This report, commissioned by the Ministry of Health, looks at the ages, sex, ethnicity and deprivation level of people admitted to hospital for dental care. Data was obtained primarily from the national data held by the Ministry for the 20-year period between 1990 and 2009.
The report found that:
- the national rate of hospital admissions for dental care has increased nearly four-fold, from 0.76 per 1000 of population in 1990 to 3 per 1000 in 2009
- children under the age of eight had the highest rates of admission
- there was significant regional variation between district health boards (DHBs)
- rates of admission are higher for Māori and Pacific peoples, and those living in areas of the highest deprivation, than for the population in general
- for people aged 18 years and over, 61 percent had an additional condition or co-morbidity
- around 10 percent of dental admissions to hospital are acute
- the majority of admissions were for dental disease, and the most common treatments were tooth extractions and fillings
- admissions for dental and/or maxillofacial injuries almost trebled between 1990 and 2009
- most dental admissions are now day-stays. Overnight stays reduced from 46 to 12 percent between 1990 and 2005.
These findings are in line with international trends.
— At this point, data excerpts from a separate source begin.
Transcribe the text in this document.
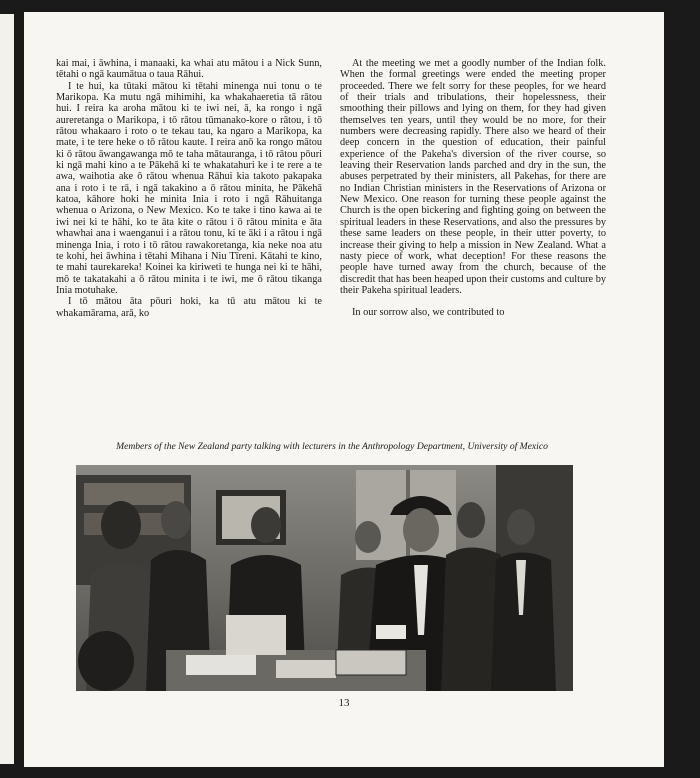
kai mai, i āwhina, i manaaki, ka whai atu mātou i a Nick Sunn, tētahi o ngā kaumātua o taua Rāhui.

I te hui, ka tūtaki mātou ki tētahi minenga nui tonu o te Marikopa. Ka mutu ngā mihimihi, ka whakahaeretia tā rātou hui. I reira ka aroha mātou ki te iwi nei, ā, ka rongo i ngā aureretanga o Marikopa, i tō rātou tūmanako-kore o rātou, i tō rātou whakaaro i roto o te tekau tau, ka ngaro a Marikopa, ka mate, i te tere heke o tō rātou kaute. I reira anō ka rongo mātou ki ō rātou āwangawanga mō te taha mātauranga, i tō rātou pōuri ki ngā mahi kino a te Pākehā ki te whakatahuri ke i te rere a te awa, waihotia ake ō rātou whenua Rāhui kia takoto pakapaka ana i roto i te rā, i ngā takakino a ō rātou minita, he Pākehā katoa, kāhore hoki he minita Inia i roto i ngā Rāhuitanga whenua o Arizona, o New Mexico. Ko te take i tino kawa ai te iwi nei ki te hāhi, ko te āta kite o rātou i ō rātou minita e āta whawhai ana i waenganui i a rātou tonu, ki te āki i a rātou i ngā minenga Inia, i roto i tō rātou rawakoretanga, kia neke noa atu te kohi, hei āwhina i tētahi Mihana i Niu Tīreni. Kātahi te kino, te mahi taurekareka! Koinei ka kiriweti te hunga nei ki te hāhi, mō te takatakahi a ō rātou minita i te iwi, me ō rātou tikanga Inia motuhake.

I tō mātou āta pōuri hoki, ka tū atu mātou ki te whakamārama, arā, ko

At the meeting we met a goodly number of the Indian folk. When the formal greetings were ended the meeting proper proceeded. There we felt sorry for these peoples, for we heard of their trials and tribulations, their hopelessness, their smoothing their pillows and lying on them, for they had given themselves ten years, until they would be no more, for their numbers were decreasing rapidly. There also we heard of their deep concern in the question of education, their painful experience of the Pakeha's diversion of the river course, so leaving their Reservation lands parched and dry in the sun, the abuses perpetrated by their ministers, all Pakehas, for there are no Indian Christian ministers in the Reservations of Arizona or New Mexico. One reason for turning these people against the Church is the open bickering and fighting going on between the spiritual leaders in these Reservations, and also the pressures by these same leaders on these people, in their utter poverty, to increase their giving to help a mission in New Zealand. What a nasty piece of work, what deception! For these reasons the people have turned away from the church, because of the discredit that has been heaped upon their customs and culture by their Pakeha spiritual leaders.

In our sorrow also, we contributed to

Members of the New Zealand party talking with lecturers in the Anthropology Department, University of Mexico
13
In New Zealand, factors influencing the increase in hospital dental admissions include:
- safer anaesthetic practices that increase the need for general anaesthetic to be provided in hospitals rather than in private dental practices
- variable use of primary dental care services
- inconsistent access to fluoridated water
- lack of primary prevention activity, ie, twice daily tooth brushing with fluoride toothpaste
- high and increasing levels of disease in some population groups
- increasing numbers of older people keeping their natural teeth and needing complex treatments.
The report provides useful data to help service planners, policy makers and researchers.